Newspaper cadetships used to be a common way for young journalists to gain a foothold in the industry. But cadetships are becoming rarer and rarer. Fairfax no longer offers a cadetship program every year (its last application round was last year, and Fairfax insiders expect it will accept a new batch every two years), and the ABC’s highly competitive program generally takes only one cadet in each capital city. News Corp is one of the few companies still to offer regular cadetships every year, and unlike Fairfax, which tends to only accept early-career journalists into into its program, News Corp tends to employ fresh graduates as cadets.

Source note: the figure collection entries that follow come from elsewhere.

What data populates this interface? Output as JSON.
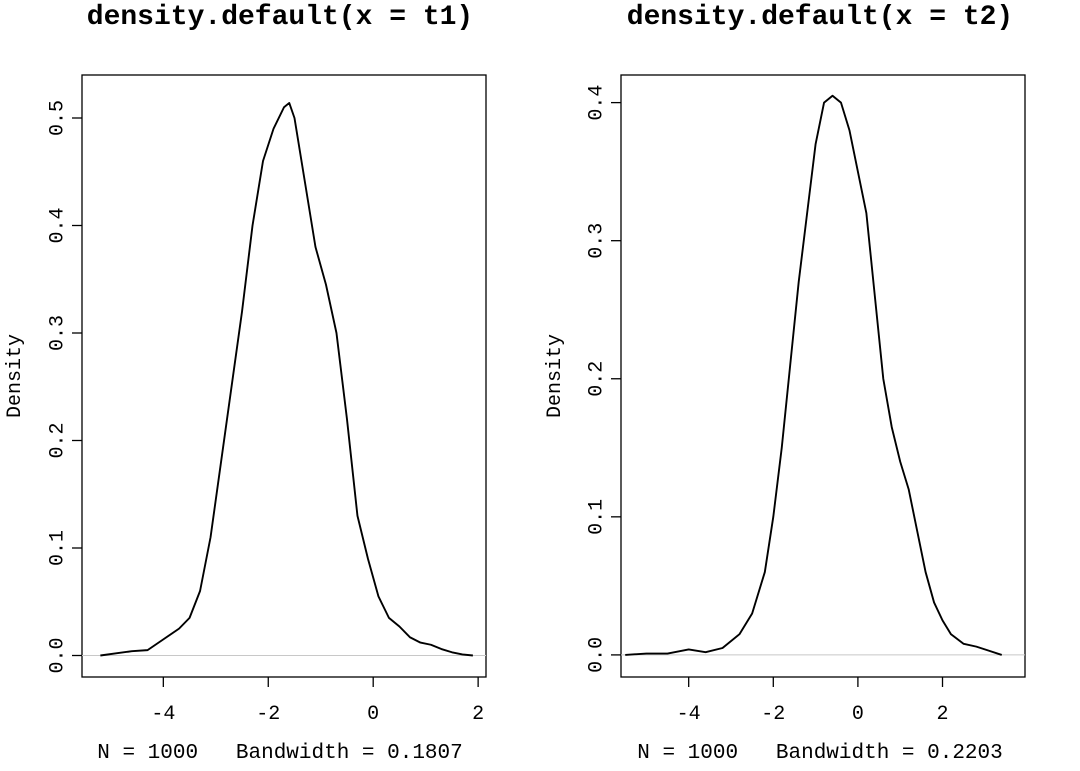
{
  "chart_data": [
    {
      "type": "line",
      "title": "density.default(x = t1)",
      "xlabel": "N = 1000   Bandwidth = 0.1807",
      "ylabel": "Density",
      "xlim": [
        -5.55,
        2.15
      ],
      "ylim": [
        -0.02,
        0.54
      ],
      "xticks": [
        -4,
        -2,
        0,
        2
      ],
      "yticks": [
        0.0,
        0.1,
        0.2,
        0.3,
        0.4,
        0.5
      ],
      "xtick_labels": [
        "-4",
        "-2",
        "0",
        "2"
      ],
      "ytick_labels": [
        "0.0",
        "0.1",
        "0.2",
        "0.3",
        "0.4",
        "0.5"
      ],
      "zero_line": true,
      "grid": false,
      "x": [
        -5.2,
        -4.9,
        -4.6,
        -4.3,
        -4.0,
        -3.7,
        -3.5,
        -3.3,
        -3.1,
        -2.9,
        -2.7,
        -2.5,
        -2.3,
        -2.1,
        -1.9,
        -1.7,
        -1.6,
        -1.5,
        -1.3,
        -1.1,
        -0.9,
        -0.7,
        -0.5,
        -0.3,
        -0.1,
        0.1,
        0.3,
        0.5,
        0.7,
        0.9,
        1.1,
        1.3,
        1.5,
        1.7,
        1.9
      ],
      "y": [
        0.0,
        0.002,
        0.004,
        0.005,
        0.015,
        0.025,
        0.035,
        0.06,
        0.11,
        0.18,
        0.25,
        0.32,
        0.4,
        0.46,
        0.49,
        0.51,
        0.514,
        0.5,
        0.44,
        0.38,
        0.345,
        0.3,
        0.22,
        0.13,
        0.09,
        0.055,
        0.035,
        0.027,
        0.017,
        0.012,
        0.01,
        0.006,
        0.003,
        0.001,
        0.0
      ]
    },
    {
      "type": "line",
      "title": "density.default(x = t2)",
      "xlabel": "N = 1000   Bandwidth = 0.2203",
      "ylabel": "Density",
      "xlim": [
        -5.6,
        3.95
      ],
      "ylim": [
        -0.016,
        0.42
      ],
      "xticks": [
        -4,
        -2,
        0,
        2
      ],
      "yticks": [
        0.0,
        0.1,
        0.2,
        0.3,
        0.4
      ],
      "xtick_labels": [
        "-4",
        "-2",
        "0",
        "2"
      ],
      "ytick_labels": [
        "0.0",
        "0.1",
        "0.2",
        "0.3",
        "0.4"
      ],
      "zero_line": true,
      "grid": false,
      "x": [
        -5.5,
        -5.0,
        -4.5,
        -4.0,
        -3.6,
        -3.2,
        -2.8,
        -2.5,
        -2.2,
        -2.0,
        -1.8,
        -1.6,
        -1.4,
        -1.2,
        -1.0,
        -0.8,
        -0.6,
        -0.4,
        -0.2,
        0.0,
        0.2,
        0.4,
        0.6,
        0.8,
        1.0,
        1.2,
        1.4,
        1.6,
        1.8,
        2.0,
        2.2,
        2.5,
        2.8,
        3.1,
        3.4
      ],
      "y": [
        0.0,
        0.001,
        0.001,
        0.004,
        0.002,
        0.005,
        0.015,
        0.03,
        0.06,
        0.1,
        0.15,
        0.21,
        0.27,
        0.32,
        0.37,
        0.4,
        0.405,
        0.4,
        0.38,
        0.35,
        0.32,
        0.26,
        0.2,
        0.165,
        0.14,
        0.12,
        0.09,
        0.06,
        0.038,
        0.025,
        0.015,
        0.008,
        0.006,
        0.003,
        0.0
      ]
    }
  ]
}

Last year was the first time News Corp moved to a national graduate system that standardised how cadets are trained nationwide. The company took 14 cadets, or entrants into its “graduate program”, Australia-wide in 2014. The 14 cadets had an average age of 23. News Corp sources Crikey spoke to were highly complimentary of the new program, saying it gave cadets a wide training and prepared them well for the competitive journalism jobs market. Crikey understands three of the cadets not taken on by the Herald Sun have already found work in the media industry.
A cadetship has traditionally been a golden ticket for journalism graduates — an entry through a competitive field into a major newsroom. But it seems new journalism graduates who score cadetships can no longer reasonably expect a formal job offer at the end of it.